Bulk RNA-Seq Analysis and Correlation

We mapped the bulk RNA-Seq fastq files to GRCh38 and quantified read counts mapping to each gene’s exon using Gencode v28 and STAR aligner(Dobin et al., 2013). We used total counts normalization to adjust for library size effects, and then took a log-transform to adjust for heteroscedasticity. To quantify the effect of each TF versus mCherry, we took the log fold- change (logFC) of each TF’s normalized expression versus the mCherry normalized expression. We compared this bulk logFC to the single cell RNA-seq regression coefficients using Pearson correlation.

Immunofluorescence

Cells were fixed with 4% (wt/vol) paraformaldehyde in PBS at room temperature for 30 minutes. Cells were then incubated with a blocking buffer: 5% donkey serum, 0.2% Triton X-100 in PBS for 1 hour at room temperature followed by incubation with primary antibodies diluted in the blocking buffer at 4 ˚C overnight. Primary antibodies used were: VE-Cadherin (D87F2, RRID: AB_2077969, Cell Signaling Technology; 1:400), EPCAM (VU1D9, RRID: AB_558797, Thermo Fisher, 1:200), Vimentin (AF2105, RRID: AB_355153, R&D Systms, 1:50). Secondary antibodies used were: DyLight 488 labelled donkey anti-rabbit IgG (ab96891, Abcam; 1:250), DyLight 488 labelled donkey anti-goat IgG (ab96931, Abcam, 1:250), AlexaFluor 488 labelled goat anti-mouse IgG (A-11001, Thermo Fisher, 1:500).

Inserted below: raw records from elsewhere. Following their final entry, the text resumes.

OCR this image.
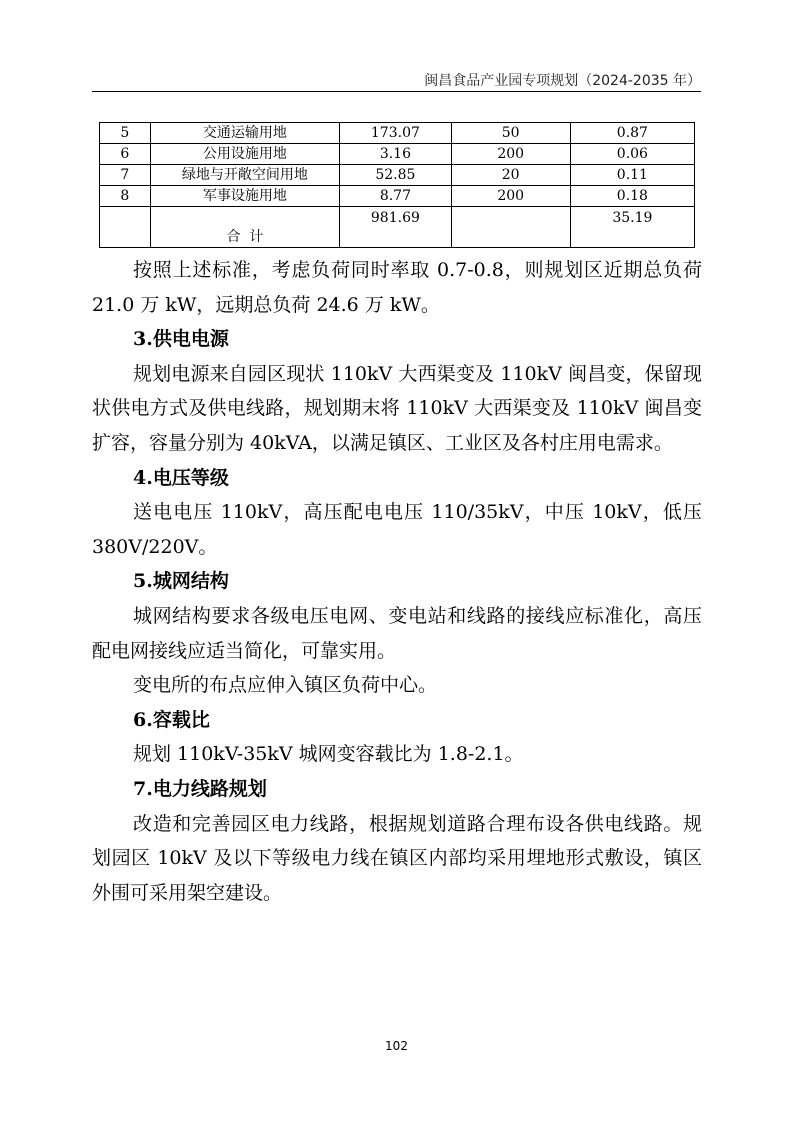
闽昌食品产业园专项规划（2024-2035 年）
5	交通运输用地	173.07	50	0.87
6	公用设施用地	3.16	200	0.06
7	绿地与开敞空间用地	52.85	20	0.11
8	军事设施用地	8.77	200	0.18
	合  计	981.69		35.19

按照上述标准，考虑负荷同时率取 0.7-0.8，则规划区近期总负荷 21.0 万 kW，远期总负荷 24.6 万 kW。

3.供电电源

规划电源来自园区现状 110kV 大西渠变及 110kV 闽昌变，保留现状供电方式及供电线路，规划期末将 110kV 大西渠变及 110kV 闽昌变扩容，容量分别为 40kVA，以满足镇区、工业区及各村庄用电需求。

4.电压等级

送电电压 110kV，高压配电电压 110/35kV，中压 10kV，低压 380V/220V。

5.城网结构

城网结构要求各级电压电网、变电站和线路的接线应标准化，高压配电网接线应适当简化，可靠实用。

变电所的布点应伸入镇区负荷中心。

6.容载比

规划 110kV-35kV 城网变容载比为 1.8-2.1。

7.电力线路规划

改造和完善园区电力线路，根据规划道路合理布设各供电线路。规划园区 10kV 及以下等级电力线在镇区内部均采用埋地形式敷设，镇区外围可采用架空建设。

102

After overnight incubation with primary antibodies, cells were labelled with secondary antibodies diluted in 1% BSA in PBS for 1 hour at 37 °C. Nuclear staining was done by incubating cells with DAPI for 5 minutes at room temperature. All imaging was conducted on a Leica DMi8 inverted microscope equipped with an Andor Zyla sCMOS camera and a Lumencor Spectra X multi-wavelength fluorescence light source.

Endothelial Tube Formation Assay

A mCherry expressing H1 cell line was created by transducing H1 cells with a lentivirus containing the EF1α promoter driving expression of the mCherry transgene, internal ribosome entry site (IRES) and a puromycin resistance gene. Cells were then maintained under constant puromycin selection at a dose of 0.75 μg/ml. mCherry labelled H1 cells were transduced with either ETV2 lentivirus or control mCherry lentivirus, hygromycin selection was started on day 2 and cells were used for tube formation assay on day 6.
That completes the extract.